Mgr Jean-Charles Dufour, Aumônier des Servantes de Jésus-Marie
HOMÉLIE : 22 janvier 2020 – Marc 3,1-6
Un jour de sabbat, Jésus était venu à la synagogue, en ce lieu où le peuple se rassemble pour louer Dieu et renouer des liens de fraternité dans une prière commune. Mais il a vite compris que les pharisiens avaient une autre préoccupation, celle de lui tendre un piège. Il y avait là justement un homme à la main desséché, occasion rêvée pour le faire.

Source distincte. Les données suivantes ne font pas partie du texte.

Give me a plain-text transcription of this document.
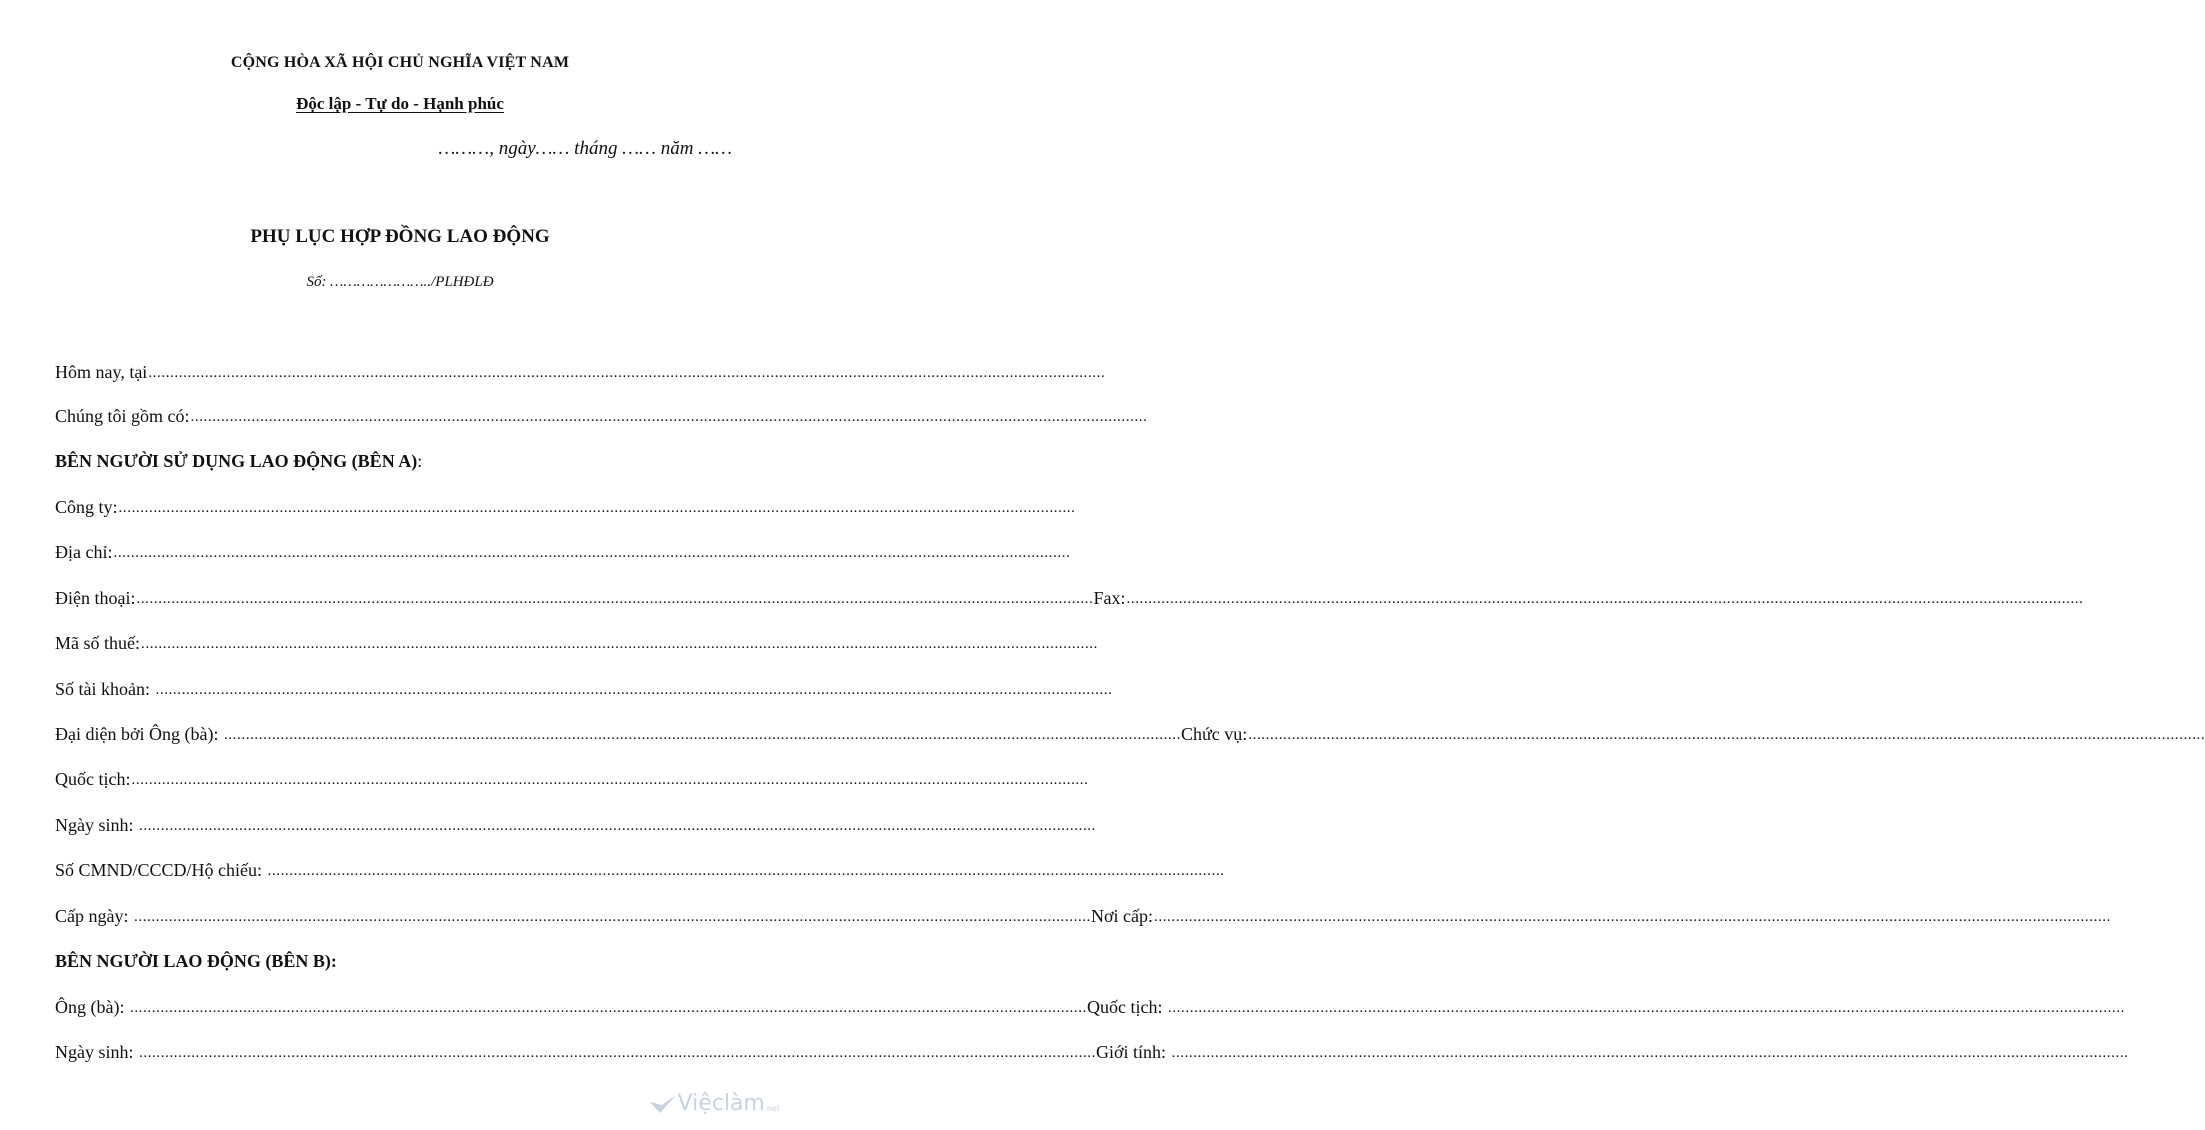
CỘNG HÒA XÃ HỘI CHỦ NGHĨA VIỆT NAM
Độc lập - Tự do - Hạnh phúc
………, ngày…… tháng …… năm ……
PHỤ LỤC HỢP ĐỒNG LAO ĐỘNG
Số: …………………../PLHĐLĐ
Hôm nay, tại ............................................................................................................................................................................................................................
Chúng tôi gồm có: ............................................................................................................................................................................................................................
BÊN NGƯỜI SỬ DỤNG LAO ĐỘNG (BÊN A) :
Công ty: ............................................................................................................................................................................................................................
Địa chỉ: ............................................................................................................................................................................................................................
Điện thoại: ............................................................................................................................................................................................................................ Fax: ............................................................................................................................................................................................................................
Mã số thuế: ............................................................................................................................................................................................................................
Số tài khoản: ............................................................................................................................................................................................................................
Đại diện bởi Ông (bà): ............................................................................................................................................................................................................................ Chức vụ: ............................................................................................................................................................................................................................
Quốc tịch: ............................................................................................................................................................................................................................
Ngày sinh: ............................................................................................................................................................................................................................
Số CMND/CCCD/Hộ chiếu: ............................................................................................................................................................................................................................
Cấp ngày: ............................................................................................................................................................................................................................ Nơi cấp: ............................................................................................................................................................................................................................
BÊN NGƯỜI LAO ĐỘNG (BÊN B):
Ông (bà): ............................................................................................................................................................................................................................ Quốc tịch: ............................................................................................................................................................................................................................
Ngày sinh: ............................................................................................................................................................................................................................ Giới tính: ............................................................................................................................................................................................................................
Việclàm net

Jésus qui a vite compris provoque lui-même et sans tarder la confrontation. Il demande à l’homme qui a la main paralysée de se lever et de venir devant tout le monde, puis il pose la question : « est-il permis, le jour du sabbat, de faire le bien et de faire de mal, de sauver une vie ou de tuer. » À l’époque, on permettait la guérison si la vie du malade était en danger, mais ce n’était pas le cas de l’homme à la main paralysé, sa vie n’était pas en danger. À cette approche de la loi, Jésus oppose une façon positive d’interpréter la loi, à savoir l’obligation de faire le bien, ce qui était particulièrement vrai pour le jour du sabbat. Ce jour-là, chacun était invité à réorienter sa vie vers le Dieu de toute bonté. S’empêcher de faire le bien qui est à notre portée, c’est choisir de laisser le mal s’étendre, ce qui est contraire au sabbat. Les pharisiens, surpris de la répartie de Jésus qui vient de dénoncer leur étroitesse d’esprit, gardent le silence.
Leur attitude ne peut se fonder sur les Écritures qu’ils sont pourtant chargés d’enseigner dans la synagogue. Aveuglés par la haine, les pharisiens non seulement rompent avec la tradition de leurs pères, mais ils vont même faire alliance avec leurs frères ennemis — les partisans d’Hérode — pour voir ensemble comment faire périr Jésus.
N’accusons pas trop vite les pharisiens ; il y a peut-être en nous quelque chose qui leur ressemble. Pardon, Seigneur : ouvre mes yeux, guéris mon cœur de pierre, et donne-moi la force de choisir la vie en offrant le pardon et en cherchant la réconciliation, la paix et l’unité, comme il convient à des enfants d’un même Père. »
Cet évangile nous appelle à faire du bien, à faire le bien, en annonçant l’évangile avec audace, sans nous décourager, sans céder à la violence, y compris lorsque nous rencontrons l’hostilité.
Ce double message nous rejoint bien en ce jour où nous célébrons la messe pour l’Unité des chrétiens. Ça tombe bien avec l’évangile où on voit de grandes divisions. Jésus nous invite à vivre le pardon, à faire le bien sans relâche. Il apparaît ainsi comme un facteur d’unité. C’est en nous regroupant autour du Christ que les chrétiens divisés feront l’Unité.